For pinned materials, the server hydrates lightweight payloads from the database, compresses embedded source text against the current query, and merges the result into the layered prompt stack alongside session metadata, memory, and thread history. Files that produced empty text (password-protected PDFs, failed parses) are filtered out before the prompt is assembled.
The failures that shaped the pipeline
Almost none of the incident time during this work came from inference. It came from the kind of small misalignment that does not show up in a design doc.
Garbage text from "selectable" PDFs was the first one. Some academic publishers embed fonts that produce valid Unicode but nonsensical text when extracted. We added the "force OCR" toggle so users can switch to Vision-based extraction without re-uploading.
OCR cost spikes on large PDFs came next. A 200-page scanned PDF with OCR enabled triggers 200 Vision calls at four pages concurrently. We added per-file page-count limits tied to the user's tier, and dimensioned logging (pages sent, chunks selected, model tier) so cost spikes show up in monitoring before they show up in invoices.

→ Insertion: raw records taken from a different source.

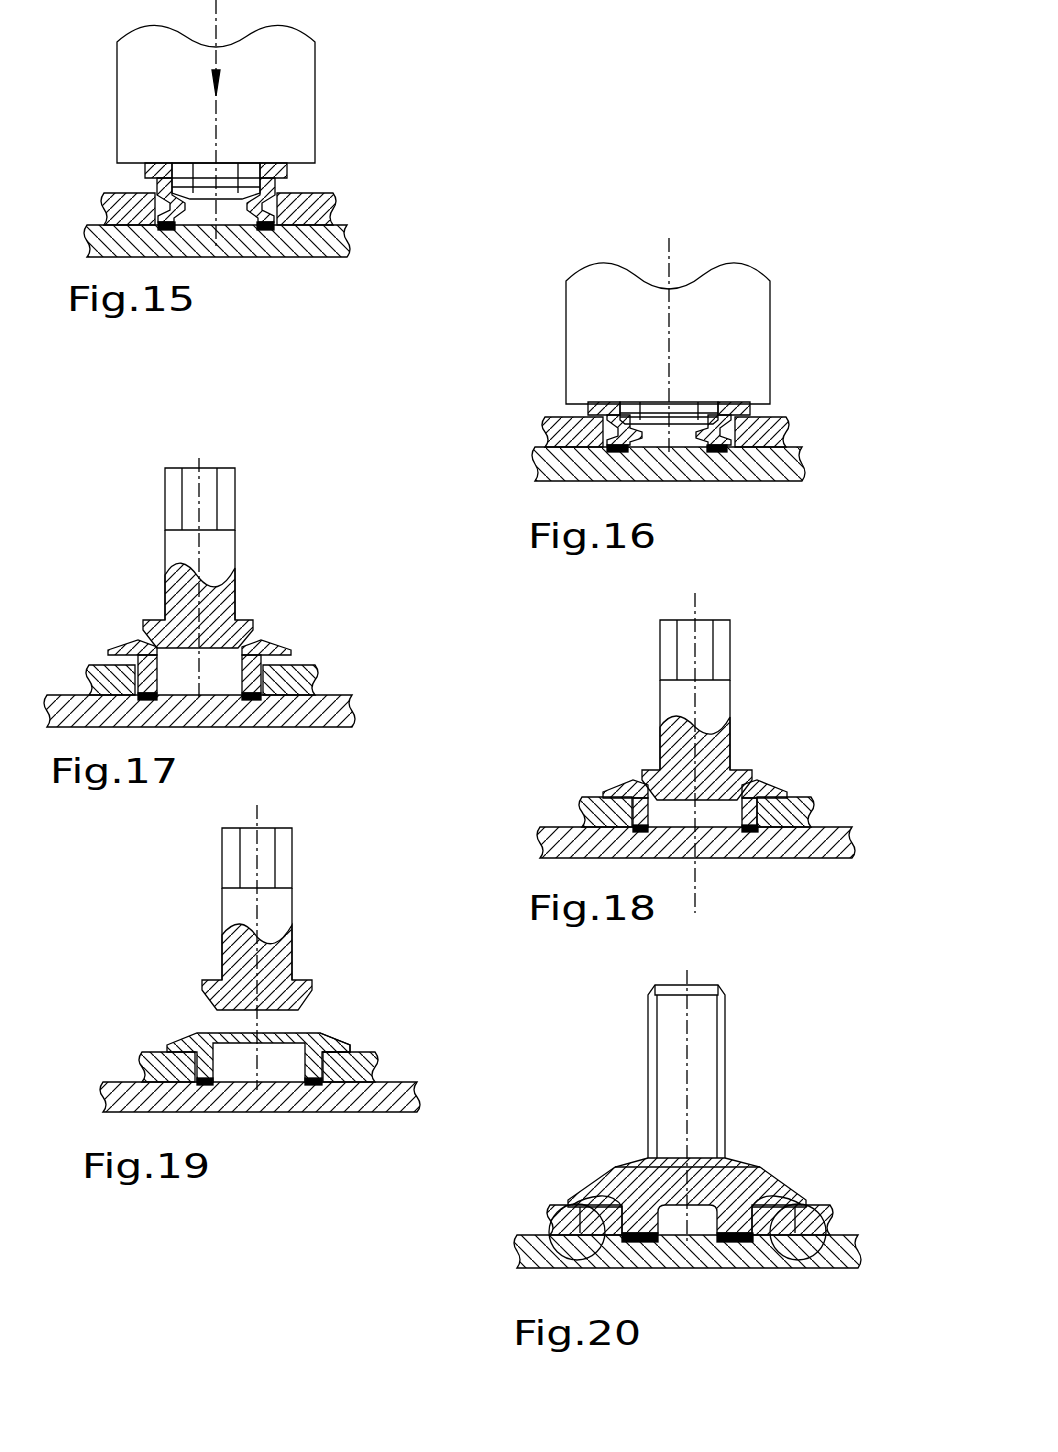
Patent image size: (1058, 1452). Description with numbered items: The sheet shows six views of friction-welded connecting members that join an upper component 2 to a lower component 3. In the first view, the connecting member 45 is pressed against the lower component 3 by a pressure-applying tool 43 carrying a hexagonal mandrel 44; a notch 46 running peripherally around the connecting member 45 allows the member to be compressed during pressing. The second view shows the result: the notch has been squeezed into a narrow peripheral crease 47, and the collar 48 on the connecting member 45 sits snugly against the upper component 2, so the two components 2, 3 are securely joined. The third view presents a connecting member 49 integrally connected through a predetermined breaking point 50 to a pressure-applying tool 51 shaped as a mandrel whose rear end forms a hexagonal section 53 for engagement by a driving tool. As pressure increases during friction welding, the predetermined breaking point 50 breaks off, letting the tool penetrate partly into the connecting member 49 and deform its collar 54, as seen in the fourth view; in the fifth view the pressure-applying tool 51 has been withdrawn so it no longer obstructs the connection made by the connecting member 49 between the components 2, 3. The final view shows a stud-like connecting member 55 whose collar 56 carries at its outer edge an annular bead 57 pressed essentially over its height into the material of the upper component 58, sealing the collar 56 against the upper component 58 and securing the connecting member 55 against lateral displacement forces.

In FIG. 15, the upper component 2 is at (317, 210).
In FIG. 16, the upper component 2 is at (771, 433).
In FIG. 17, the upper component 2 is at (293, 677).
In FIG. 18, the upper component 2 is at (812, 818).
In FIG. 19, the upper component 2 is at (360, 1063).
In FIG. 20, the upper component 2 is at (690, 1220).
In FIG. 15, the lower component 3 is at (312, 237).
In FIG. 16, the lower component 3 is at (761, 460).
In FIG. 17, the lower component 3 is at (333, 708).
In FIG. 18, the lower component 3 is at (830, 847).
In FIG. 19, the lower component 3 is at (415, 1093).
In FIG. 20, the lower component 3 is at (687, 1250).
In FIG. 15, the pressure-applying tool 43 is at (273, 95).
In FIG. 16, the pressure-applying tool 43 is at (597, 319).
In FIG. 15, the hexagonal mandrel 44 is at (222, 187).
In FIG. 16, the hexagonal mandrel 44 is at (676, 407).
In FIG. 15, the connecting member 45 is at (267, 184).
In FIG. 16, the connecting member 45 is at (640, 428).
In FIG. 15, the notch 46 is at (160, 207).
In FIG. 16, the peripheral crease 47 is at (714, 418).
In FIG. 15, the collar 48 is at (293, 172).
In FIG. 16, the collar 48 is at (599, 406).
In FIG. 17, the connecting member 49 is at (240, 667).
In FIG. 18, the connecting member 49 is at (750, 805).
In FIG. 19, the connecting member 49 is at (305, 1063).
In FIG. 17, the predetermined breaking point 50 is at (273, 644).
In FIG. 17, the pressure-applying tool 51 is at (223, 542).
In FIG. 18, the pressure-applying tool 51 is at (688, 703).
In FIG. 19, the pressure-applying tool 51 is at (270, 907).
In FIG. 17, the hexagonal section 53 is at (225, 493).
In FIG. 18, the hexagonal section 53 is at (685, 652).
In FIG. 19, the hexagonal section 53 is at (282, 858).
In FIG. 17, the collar 54 is at (132, 645).
In FIG. 18, the collar 54 is at (623, 787).
In FIG. 19, the collar 54 is at (328, 1038).
In FIG. 20, the connecting member 55 is at (742, 1180).
In FIG. 20, the collar 56 is at (775, 1183).
In FIG. 20, the annular bead 57 is at (572, 1259).
In FIG. 20, the upper component 58 is at (563, 1223).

Compression regressions hit us twice. Changes to the chunking logic caused the compressor to select irrelevant chunks. We caught both through token accounting: total tokens consumed per file-chat message is logged, and a spike relative to query complexity flags a regression before users report it.
Server-side PDF rasterization varied across serverless environments in ways we did not anticipate. We documented the known failure modes and made the OCR path opt-in rather than default specifically because of this fragility.

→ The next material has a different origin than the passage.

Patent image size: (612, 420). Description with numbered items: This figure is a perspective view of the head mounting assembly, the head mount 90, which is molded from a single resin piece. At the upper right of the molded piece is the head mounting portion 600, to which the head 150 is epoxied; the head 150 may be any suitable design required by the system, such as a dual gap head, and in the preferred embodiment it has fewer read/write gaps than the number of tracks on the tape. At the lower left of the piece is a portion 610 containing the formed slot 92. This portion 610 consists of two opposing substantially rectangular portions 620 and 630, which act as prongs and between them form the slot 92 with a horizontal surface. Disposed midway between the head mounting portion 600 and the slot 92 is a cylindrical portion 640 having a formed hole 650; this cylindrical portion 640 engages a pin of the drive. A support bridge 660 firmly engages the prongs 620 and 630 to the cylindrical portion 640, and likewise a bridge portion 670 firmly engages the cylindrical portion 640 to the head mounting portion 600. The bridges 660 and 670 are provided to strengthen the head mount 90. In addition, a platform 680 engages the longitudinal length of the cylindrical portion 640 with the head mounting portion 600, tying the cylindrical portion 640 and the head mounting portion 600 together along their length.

Empty parse results on upload were the cleanest fix. When a parser returns no extractable text (encrypted PDF, empty image), the orchestrator now returns a clear error and gates the chat call on whether attachments contain readable text. Sending the model a prompt with an empty file block and getting a hallucinated answer was one of the simplest problems to fix and one of the most important.
Before and after
| Dimension | Before | After |
|---|---|---|
| File chat cost | Whole-document prompts, $1.50 to $2.00 per question on large PDFs | Page- and chunk-aware compression; order-of-magnitude token reduction on typical textbooks |
| OCR accuracy | Client-side Tesseract only; failed on equations, multi-column, diagrams | OpenAI Vision server-side; Tesseract retained for lightweight editor-flow OCR |
| Parse coverage | PDF and images only | PDF, images, .docx, .xlsx, .pptx, audio (Whisper), video (transcript + Whisper) |
| Compression strategy | Truncate at N tokens | Hierarchical (page-level) then query-aware (chunk-level) with embedding-based scoring |
| User control | None | OCR toggle, explicit coin costs, model tier selection |
| Error handling | Silent failures, hallucinated answers from empty context | Readable-text gate, clear error messages, dimensioned logging |
Qualitatively: file chat became a default study surface. Students started uploading entire course readers and asking follow-ups across sessions, behavior we did not see when every question cost a dollar and answers cited the wrong page.
What this taught us
Parsing and compression need to stay separate. Conflating extraction with budget management makes both harder to debug: a file that parses perfectly can still blow the budget, and a file that needs OCR can still fit in 400 tokens.
OCR is a product feature, not a fallback. Treating Vision-based extraction as a first-class path (with its own toggle, cost model, and monitoring) caught quality issues that automatic fallback would have hidden.
Token budgets are a UX decision. The 8,000-token default, the per-file floor, the coin cost: these are product choices, not implementation details. Students notice when compression is too aggressive before we do.
Design for the empty case. Gating the chat call on readable content is one of the simplest checks we shipped and one of the most consequential: a missing gate means a hallucinated answer, and users do not distinguish that from the model being wrong.